Exponentiated predictor variable leads to poor sampling in neg-binomial GLM

[edit: escape Stan code]

data{
    int smk[626];
    int metSyn_alpha[3];
    int metSyn[626];
    int etoh[626];
    int cad[626];
    vector[626] bmi;
    int stroke_tia[626];
    int prev[626];
    int mRS_preop_alpha[6];
    int mRS_preop[626];
    int gcs_alpha[12];
    int gcs[626];
    int age2[626];
    int age[626];
    vector[626] time;
    int sex[626];
    int rupt[626];
    int migraine[626];
    int mRS_discharge_alpha[6];
    int mRS_discharge[626];
    int insXrupt[626];
    int dist[626];
    int comp[626];
    int FU[626];
    int ins[626];
    vector[626] sd_lnInc;
    vector[626] sem_lnInc;
    real grandSEM_lnInc;
    real grandMean_lnInc;
    vector[626] mean_lnInc;
}
parameters{
    vector[2] a_ins;
    real lnInc;
    real mu;
    vector[2] b_inc;
    real<lower=0> phi;
}
model{
    vector[626] lambda;
    phi ~ exponential( 3 );
    b_inc ~ normal( 0 , 1 );
    mean_lnInc ~ normal( grandMean_lnInc , grandSEM_lnInc );
    mu ~ normal( mean_lnInc , sem_lnInc );
    lnInc ~ normal( mu , sd_lnInc );
    a_ins ~ normal( 0 , 1 );
    for ( i in 1:626 ) {
        lambda[i] = a_ins[ins[i]] + b_inc[ins[i]] * (lnInc);
        lambda[i] = exp(lambda[i]);
    }
    FU ~ neg_binomial_2( lambda , phi );
}
generated quantities{
    vector[626] log_lik;
    vector[626] lambda;
    for ( i in 1:626 ) {
        lambda[i] = a_ins[ins[i]] + b_inc[ins[i]] * (lnInc);
        lambda[i] = exp(lambda[i]);
    }
    for ( i in 1:626 ) log_lik[i] = neg_binomial_2_lpmf( FU[i] | lambda[i] , phi );
}

Okay, so the variable lnInc is log income. But I want this to be in income. However, when using either
b_inc[ins[i]]*exp(lnInc) or lnInc ~ lognormal, I get treedepth, BFMI, and/or divergent warnings and very bad sampling. I have also tried non-centering reparameterization, but to no avail.

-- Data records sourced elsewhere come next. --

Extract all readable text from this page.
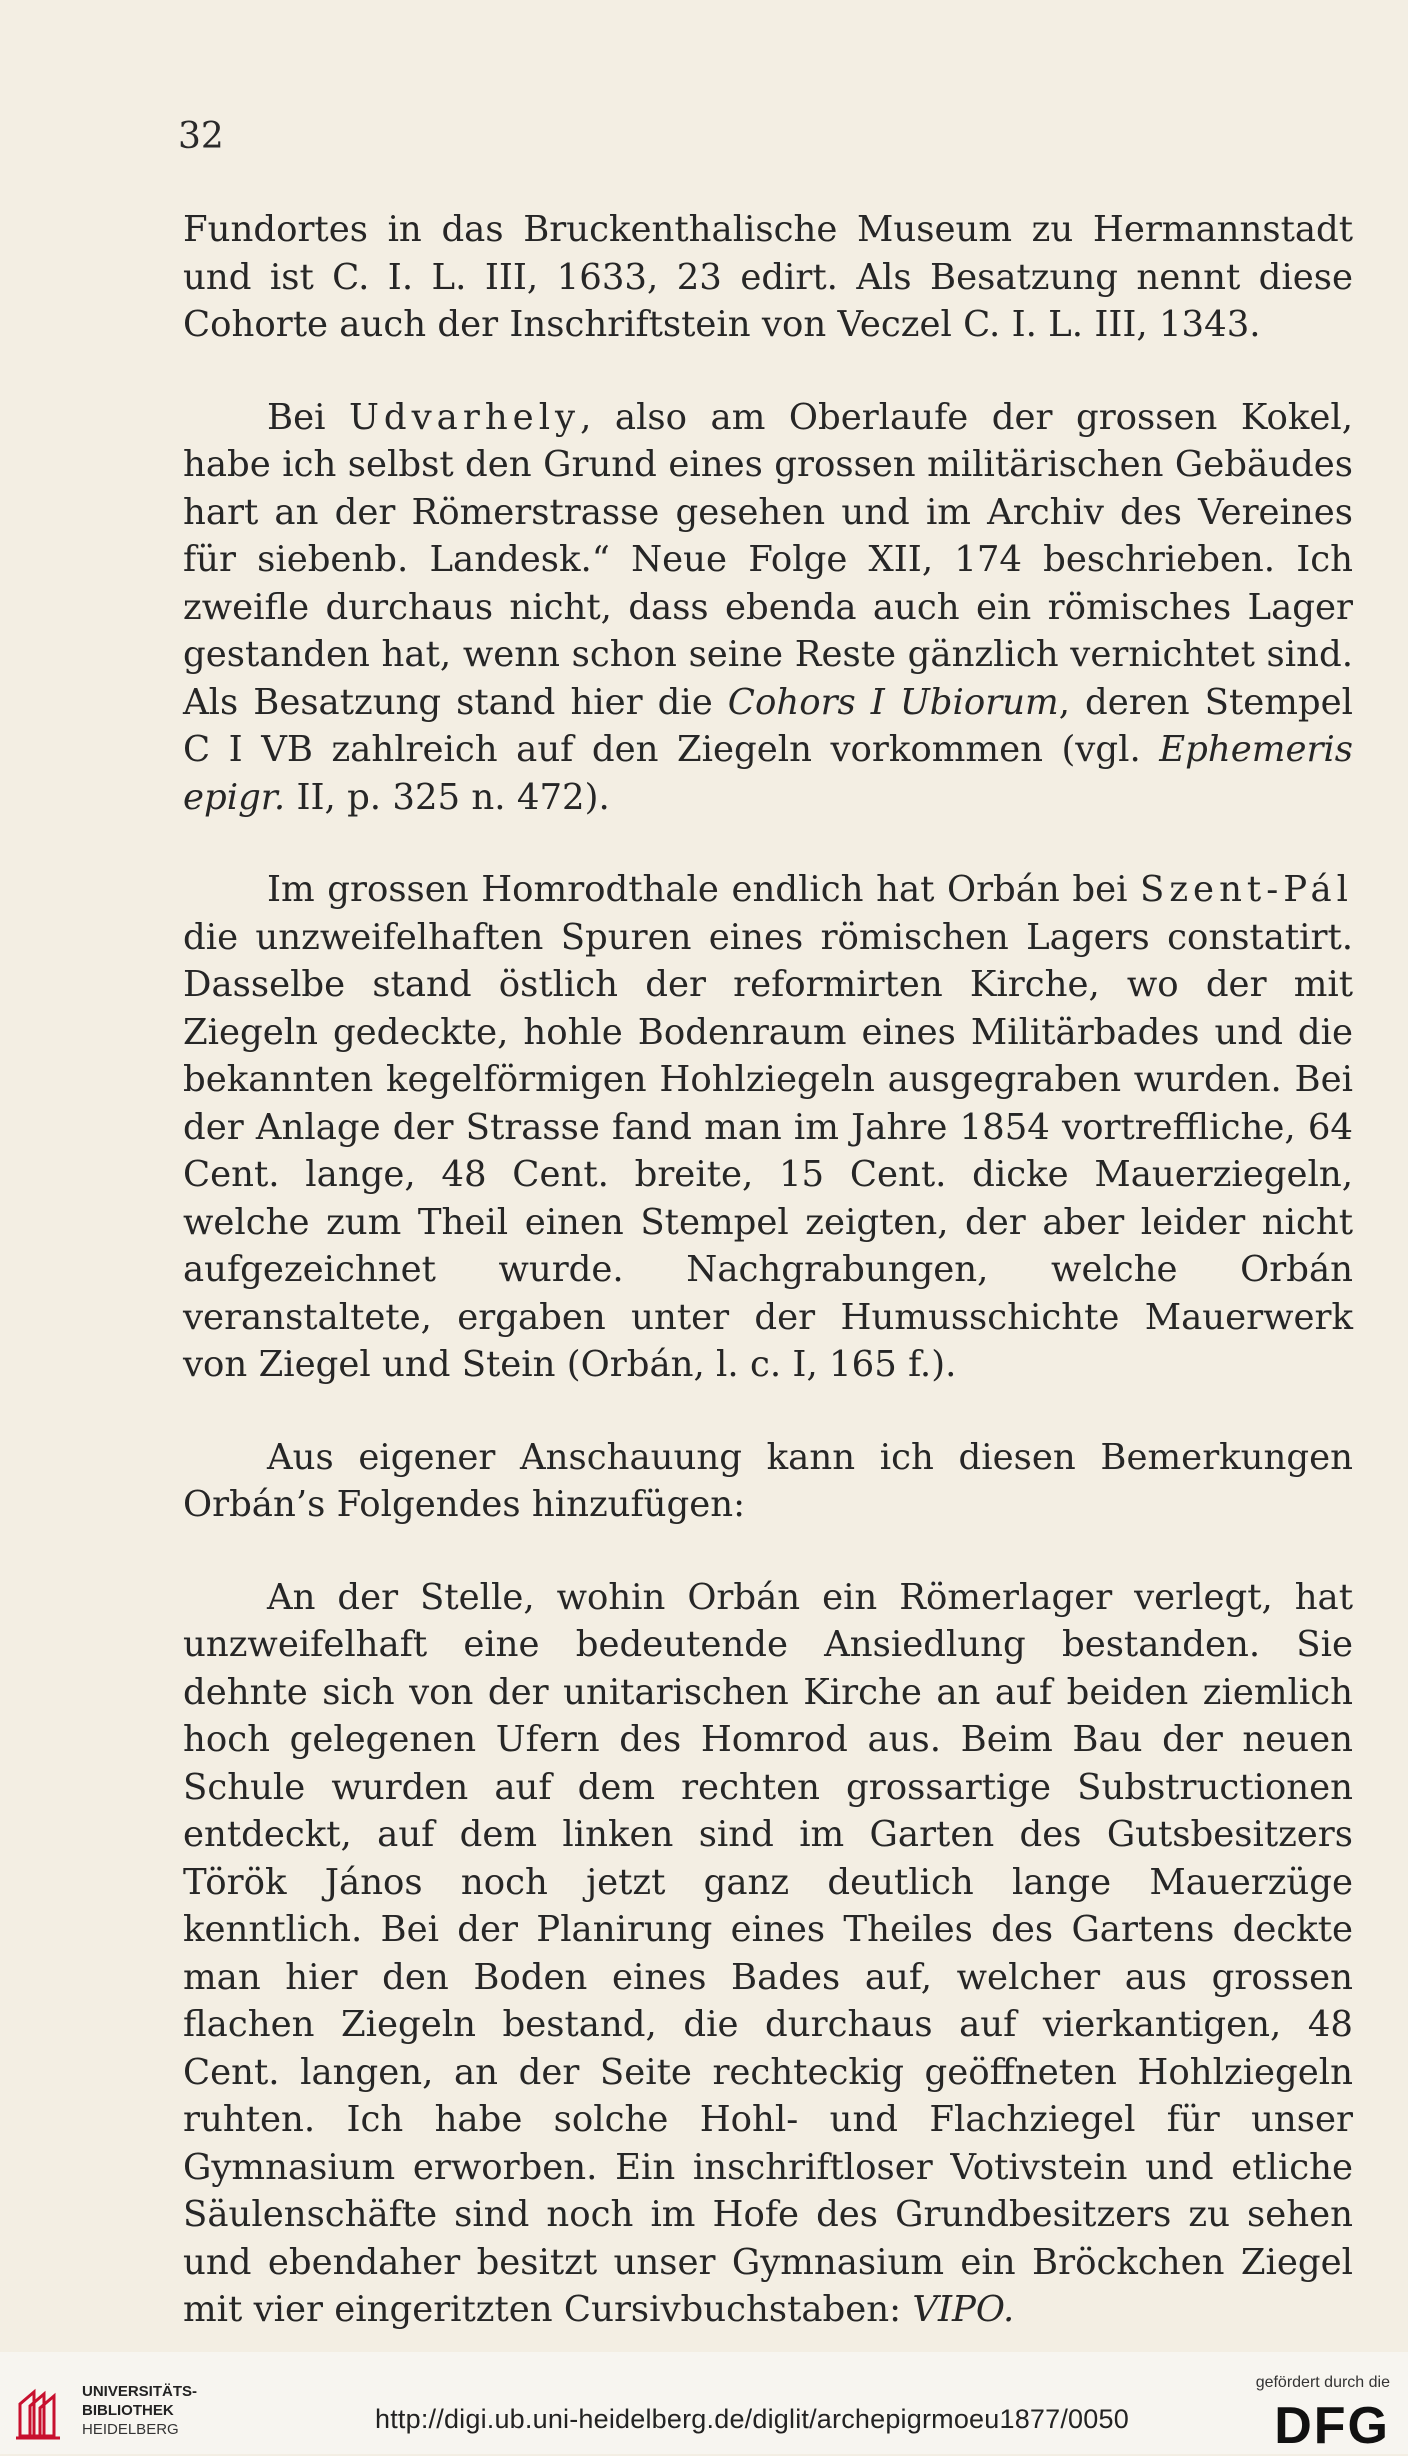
32

Fundortes in das Bruckenthalische Museum zu Hermannstadt und ist C. I. L. III, 1633, 23 edirt. Als Besatzung nennt diese Cohorte auch der Inschriftstein von Veczel C. I. L. III, 1343.

Bei Udvarhely, also am Oberlaufe der grossen Kokel, habe ich selbst den Grund eines grossen militärischen Gebäudes hart an der Römerstrasse gesehen und im Archiv des Vereines für siebenb. Landesk.“ Neue Folge XII, 174 beschrieben. Ich zweifle durchaus nicht, dass ebenda auch ein römisches Lager gestanden hat, wenn schon seine Reste gänzlich vernichtet sind. Als Besatzung stand hier die Cohors I Ubiorum, deren Stempel C I VB zahlreich auf den Ziegeln vorkommen (vgl. Ephemeris epigr. II, p. 325 n. 472).

Im grossen Homrodthale endlich hat Orbán bei Szent-Pál die unzweifelhaften Spuren eines römischen Lagers constatirt. Dasselbe stand östlich der reformirten Kirche, wo der mit Ziegeln gedeckte, hohle Bodenraum eines Militärbades und die bekannten kegelförmigen Hohlziegeln ausgegraben wurden. Bei der Anlage der Strasse fand man im Jahre 1854 vortreffliche, 64 Cent. lange, 48 Cent. breite, 15 Cent. dicke Mauerziegeln, welche zum Theil einen Stempel zeigten, der aber leider nicht aufgezeichnet wurde. Nachgrabungen, welche Orbán veranstaltete, ergaben unter der Humusschichte Mauerwerk von Ziegel und Stein (Orbán, l. c. I, 165 f.).

Aus eigener Anschauung kann ich diesen Bemerkungen Orbán’s Folgendes hinzufügen:

An der Stelle, wohin Orbán ein Römerlager verlegt, hat unzweifelhaft eine bedeutende Ansiedlung bestanden. Sie dehnte sich von der unitarischen Kirche an auf beiden ziemlich hoch gelegenen Ufern des Homrod aus. Beim Bau der neuen Schule wurden auf dem rechten grossartige Substructionen entdeckt, auf dem linken sind im Garten des Gutsbesitzers Török János noch jetzt ganz deutlich lange Mauerzüge kenntlich. Bei der Planirung eines Theiles des Gartens deckte man hier den Boden eines Bades auf, welcher aus grossen flachen Ziegeln bestand, die durchaus auf vierkantigen, 48 Cent. langen, an der Seite rechteckig geöffneten Hohlziegeln ruhten. Ich habe solche Hohl- und Flachziegel für unser Gymnasium erworben. Ein inschriftloser Votivstein und etliche Säulenschäfte sind noch im Hofe des Grundbesitzers zu sehen und ebendaher besitzt unser Gymnasium ein Bröckchen Ziegel mit vier eingeritzten Cursivbuchstaben: VIPO.

UNIVERSITÄTS-
BIBLIOTHEK
HEIDELBERG	http://digi.ub.uni-heidelberg.de/diglit/archepigrmoeu1877/0050
gefördert durch die
DFG
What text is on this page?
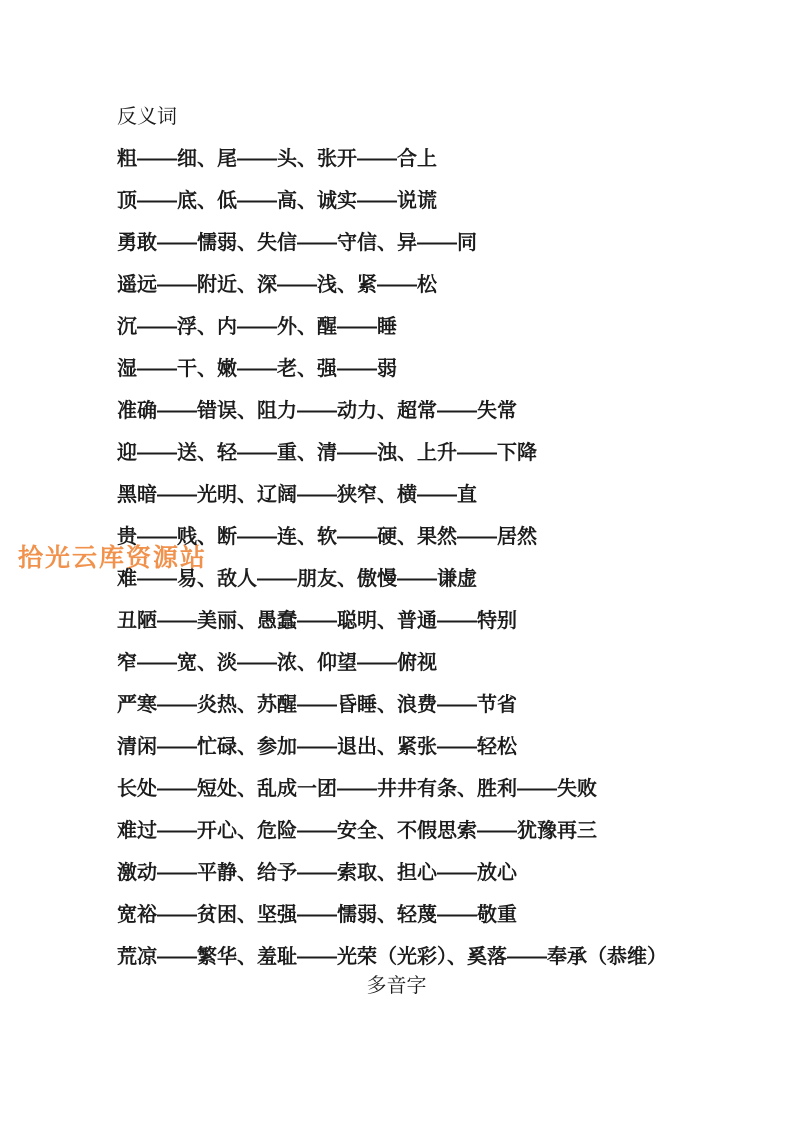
拾光云库资源站
反义词
粗——细、尾——头、张开——合上
顶——底、低——高、诚实——说谎
勇敢——懦弱、失信——守信、异——同
遥远——附近、深——浅、紧——松
沉——浮、内——外、醒——睡
湿——干、嫩——老、强——弱
准确——错误、阻力——动力、超常——失常
迎——送、轻——重、清——浊、上升——下降
黑暗——光明、辽阔——狭窄、横——直
贵——贱、断——连、软——硬、果然——居然
难——易、敌人——朋友、傲慢——谦虚
丑陋——美丽、愚蠢——聪明、普通——特别
窄——宽、淡——浓、仰望——俯视
严寒——炎热、苏醒——昏睡、浪费——节省
清闲——忙碌、参加——退出、紧张——轻松
长处——短处、乱成一团——井井有条、胜利——失败
难过——开心、危险——安全、不假思索——犹豫再三
激动——平静、给予——索取、担心——放心
宽裕——贫困、坚强——懦弱、轻蔑——敬重
荒凉——繁华、羞耻——光荣（光彩）、奚落——奉承（恭维）
多音字
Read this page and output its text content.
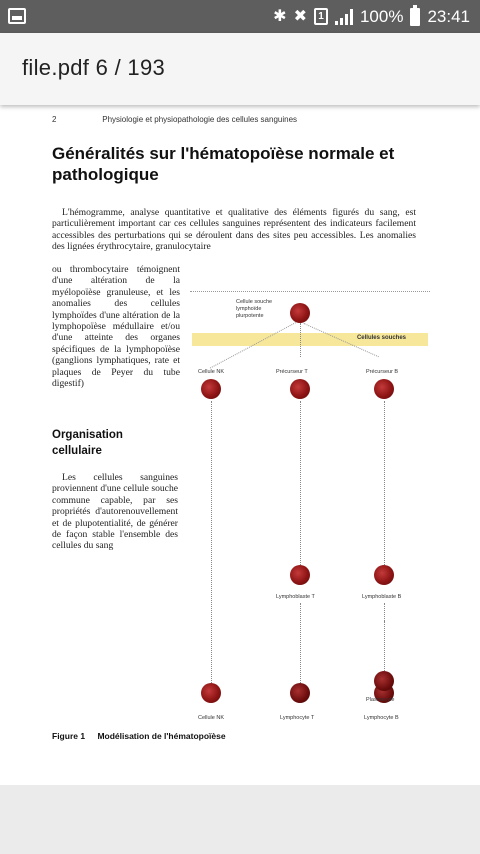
✱ ✖	1 100% 23:41
file.pdf 6 / 193
2	Physiologie et physiopathologie des cellules sanguines
Généralités sur l'hématopoïèse normale et pathologique
L'hémogramme, analyse quantitative et qualitative des éléments figurés du sang, est particulièrement important car ces cellules sanguines représentent des indicateurs facilement accessibles des perturbations qui se déroulent dans des sites peu accessibles. Les anomalies des lignées érythrocytaire, granulocytaire
ou thrombocytaire témoignent d'une altération de la myélopoïèse granuleuse, et les anomalies des cellules lymphoïdes d'une altération de la lymphopoïèse médullaire et/ou d'une atteinte des organes spécifiques de la lymphopoïèse (ganglions lymphatiques, rate et plaques de Peyer du tube digestif)
Organisation cellulaire
Les cellules sanguines proviennent d'une cellule souche commune capable, par ses propriétés d'autorenouvellement et de plupotentialité, de générer de façon stable l'ensemble des cellules du sang
Cellules souches
Cellule souche lymphoïde plurpotente
Cellule NK	Précurseur T	Précurseur B
Lymphoblaste T	Lymphoblaste B
Cellule NK	Lymphocyte T	Lymphocyte B
Figure 1 Modélisation de l'hématopoïèse
Plasmocyte
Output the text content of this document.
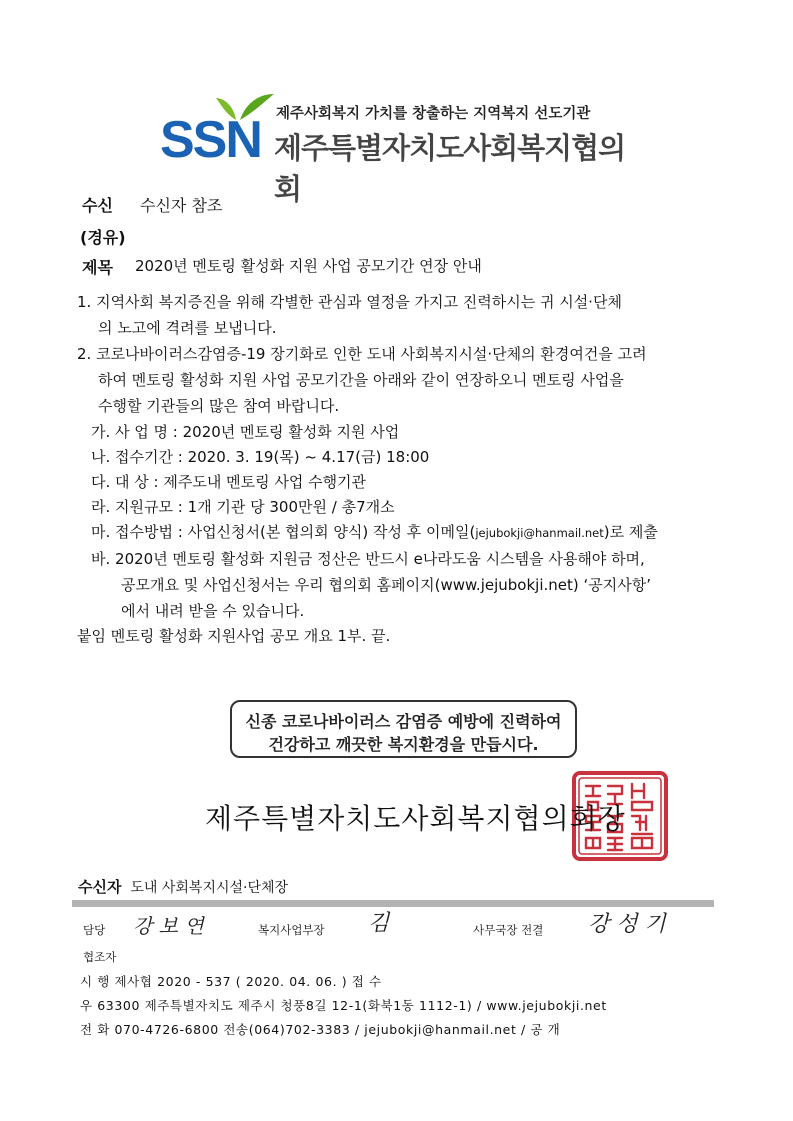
SSN 제주사회복지 가치를 창출하는 지역복지 선도기관
제주특별자치도사회복지협의회
수신 수신자 참조
(경유)
제목 2020년 멘토링 활성화 지원 사업 공모기간 연장 안내
1. 지역사회 복지증진을 위해 각별한 관심과 열정을 가지고 진력하시는 귀 시설·단체
의 노고에 격려를 보냅니다.
2. 코로나바이러스감염증-19 장기화로 인한 도내 사회복지시설·단체의 환경여건을 고려
하여 멘토링 활성화 지원 사업 공모기간을 아래와 같이 연장하오니 멘토링 사업을
수행할 기관들의 많은 참여 바랍니다.
가. 사 업 명 : 2020년 멘토링 활성화 지원 사업
나. 접수기간 : 2020. 3. 19(목) ~ 4.17(금) 18:00
다. 대 상 : 제주도내 멘토링 사업 수행기관
라. 지원규모 : 1개 기관 당 300만원 / 총7개소
마. 접수방법 : 사업신청서(본 협의회 양식) 작성 후 이메일(jejubokji@hanmail.net)로 제출
바. 2020년 멘토링 활성화 지원금 정산은 반드시 e나라도움 시스템을 사용해야 하며,
공모개요 및 사업신청서는 우리 협의회 홈페이지(www.jejubokji.net) ‘공지사항’
에서 내려 받을 수 있습니다.
붙임 멘토링 활성화 지원사업 공모 개요 1부. 끝.
신종 코로나바이러스 감염증 예방에 진력하여
건강하고 깨끗한 복지환경을 만듭시다.
제주특별자치도사회복지협의회장
수신자 도내 사회복지시설·단체장
담당 강 보 연	복지사업부장 김	사무국장 전결 강 성 기
협조자
시 행 제사협 2020 - 537 ( 2020. 04. 06. ) 접 수
우 63300 제주특별자치도 제주시 청풍8길 12-1(화북1동 1112-1) / www.jejubokji.net
전 화 070-4726-6800 전송(064)702-3383 / jejubokji@hanmail.net / 공 개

But does it work OK if you use log income?

If lnInc is log income but you’d rather parameterize in terms of income, then you need to declare the linear form with a lower bound constraint and then use it in the lognormal:

parameters {
  real<lower=0> inc;
}
model {
  inc ~ lognormal(mu, sd_lnInc);
}

That should give you the same result as what you wrote. Using the lnInc parameterization is a bit more efficient and a bit more robust, as it’s not going back and forth multiple times.

I don’t understand where you’d have something like a non-centered parameterization as you don’t have a hierarchical model (though a_ins and b_inc are two-dimensional, that’s not enough to fit a hierarchical model).

As a side note, this code

can be vectorized and converted to the log scale with this:

FU ~ neg_binomial_2_log(a_ins[ins] + b_inc[ins] .* lnInc, phi);

Great! Thank you, this worked well